There are numerous examples of thrashing issues in software development, such as virtual memory page faults, cache access, etc. There is also thread context thrashing, where when you have too many threads competing for CPU time, the overhead of just doing thread context switching (which is generally only a few hundred CPU cycles) can still overwhelm the system. When thrashing occurs, it is generally observed as a non-linear increase in latency/processing time, relative to the work input (ie: the latency graph "hockey sticks"). At that point, the system is in a particularly bad state (and, ironically, a very common critical problem in orgs is that additional diagnostic processes get triggered to run in that state, based on performance metrics, which can then cause systems to fail entirely).

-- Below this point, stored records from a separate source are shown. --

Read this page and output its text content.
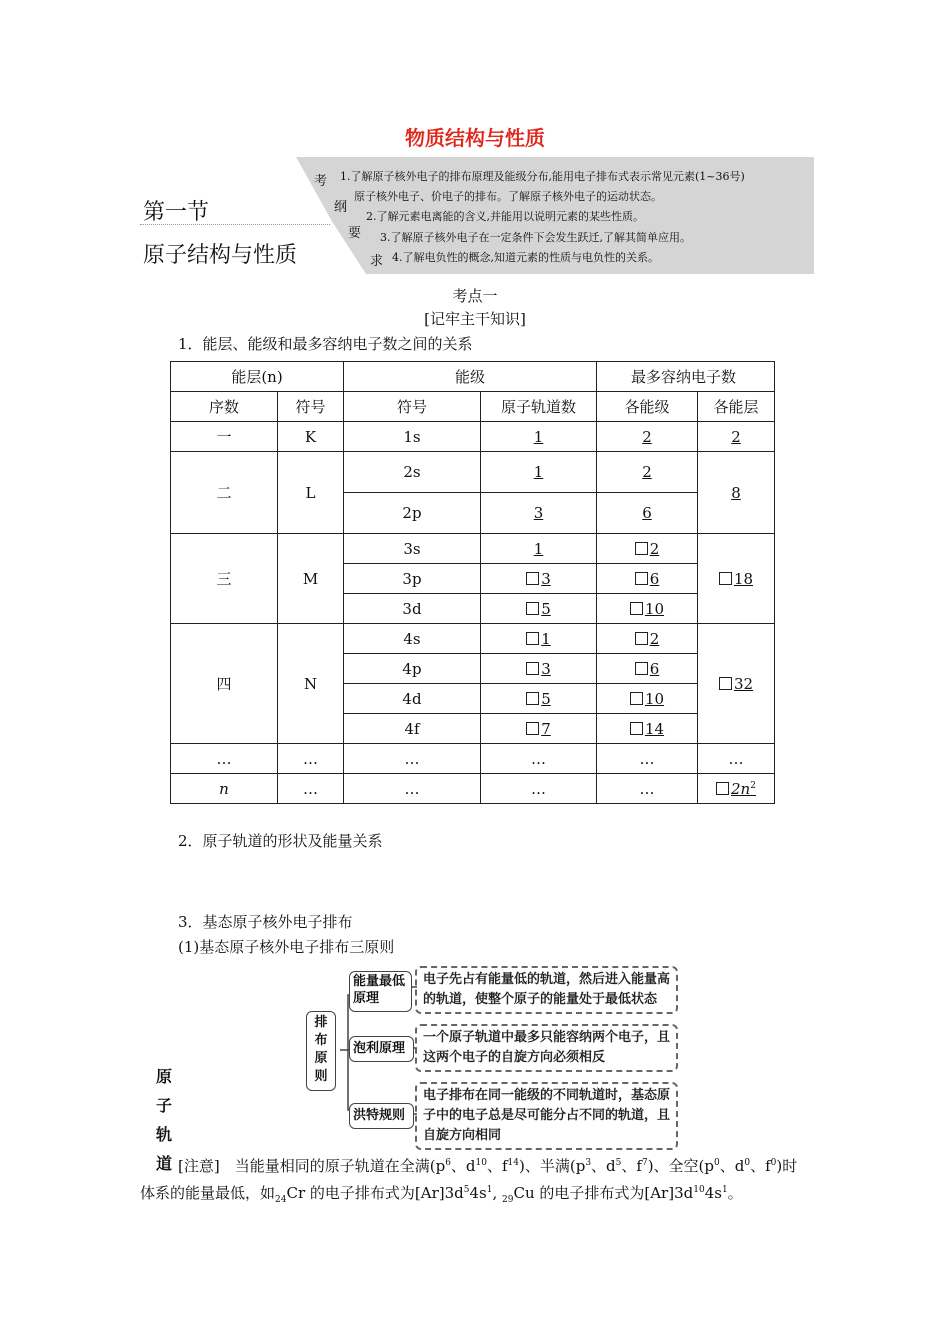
物质结构与性质
考
纲
要
求
1.了解原子核外电子的排布原理及能级分布,能用电子排布式表示常见元素(1~36号)
原子核外电子、价电子的排布。了解原子核外电子的运动状态。
2.了解元素电离能的含义,并能用以说明元素的某些性质。
3.了解原子核外电子在一定条件下会发生跃迁,了解其简单应用。
4.了解电负性的概念,知道元素的性质与电负性的关系。
第一节
原子结构与性质
考点一
[记牢主干知识]
1．能层、能级和最多容纳电子数之间的关系
能层(n)		能级		最多容纳电子数	
序数	符号	符号	原子轨道数	各能级	各能层
一	K	1s	1	2	2
二	L	2s	1	2	8
		2p	3	6	
三	M	3s	1	2	18
		3p	3	6	
		3d	5	10	
四	N	4s	1	2	32
		4p	3	6	
		4d	5	10	
		4f	7	14	
…	…	…	…	…	…
n	…	…	…	…	$2n^2$
2．原子轨道的形状及能量关系
3．基态原子核外电子排布
(1)基态原子核外电子排布三原则
排
布
原
则
能量最低
原理
泡利原理
洪特规则
电子先占有能量低的轨道，然后进入能量高
的轨道，使整个原子的能量处于最低状态
一个原子轨道中最多只能容纳两个电子，且
这两个电子的自旋方向必须相反
电子排布在同一能级的不同轨道时，基态原
子中的电子总是尽可能分占不同的轨道，且
自旋方向相同
原
子
轨
道 [注意]　当能量相同的原子轨道在全满($p^6$、$d^{10}$、$f^{14}$)、半满($p^3$、$d^5$、$f^7$)、全空($p^0$、$d^0$、$f^0$)时
体系的能量最低，如$_{24}$Cr 的电子排布式为$[Ar]3d^54s^1$, $_{29}$Cu 的电子排布式为$[Ar]3d^{10}4s^1$。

To reduce thrashing, you generally want to try to do a few things:

  • Reduce the amount of pending parallel/interleaved work items on the system
  • Allocate work items with more locality if possible (to prevent thrashing relative to one processing unit, for example)
  • Try to allow more discrete work items to complete (eg: running them longer without switching), to reduce the context switching overhead

Now, while all of the above is well-known in the industry, I'd like to suggest something related, but which is perhaps not as well appreciated: the same problems can and do occur with respect to people within an organization and process.

People, as it turns out, are also susceptible to some amount of overhead when working on multiple things, and task switching between them. Moreover, unlike computers, there is also some overhead for work items which are "in flight" for people (where they need to consider and/or refresh those items just to maintain the status quo). The more tasks someone is working on, and the more long-lived work items are in flight at any given time, the move overhead exists for that person to manage those items.

In "simple" jobs, this is kept minimal on purpose: a rote worker might have a single assigned task, or a checklist, so they can focus on making optimal progress on the singular task, with the minimal amount of overhead. In more complex organizations, there are usually efforts to compartmentalize and specialize work, such that individual people do not need to balance more than an "acceptable" number of tasks and responsibilities, and to minimize thrashing. However, notably, there are some anti-patterns, specific to development, which can exacerbate this issue.

Some notable examples of things which can contribute to "thrashing", from a dev perspective:

  • Initiatives which take a long time to complete, especially where other things are happening in parallel
  • Excessive process around code changes, where the code change can "linger" in the process for a while
  • Long-lived branches, where code changes needs to be updated and refreshed over time
  • Slow pull-request approval times (since each outstanding pull-request is another in-progress work item, which requires overhead for context switching)
  • Excessive "background" organizational tasks (eg: email management, corporate overhead, Slack threads, managing-up tasks, reporting overhead, side-initiatives, etc.)

Note, also, that there is a human cost to thrashing as well, as people want to both be productive and see their work have positive impacts, and thrashing hurts both of these. As a manager, you should be tracking the amount of overhead and "thrashing" that your reports are experiencing, and doing what you can to minimize this. As a developer, you should be wary of processes (and potentially organizations) where there are systems in place (or proposed) which contribute to the amount of thrashing which is likely to happen while working on tasks, because this has a non-trivial cost, and the potential to "hockey stick" the graph of time wasted dealing with overhead.

In short: thrashing is bad, and it's not just an issue which affects computer systems. Not paying attention to this within an org can have very bad consequences.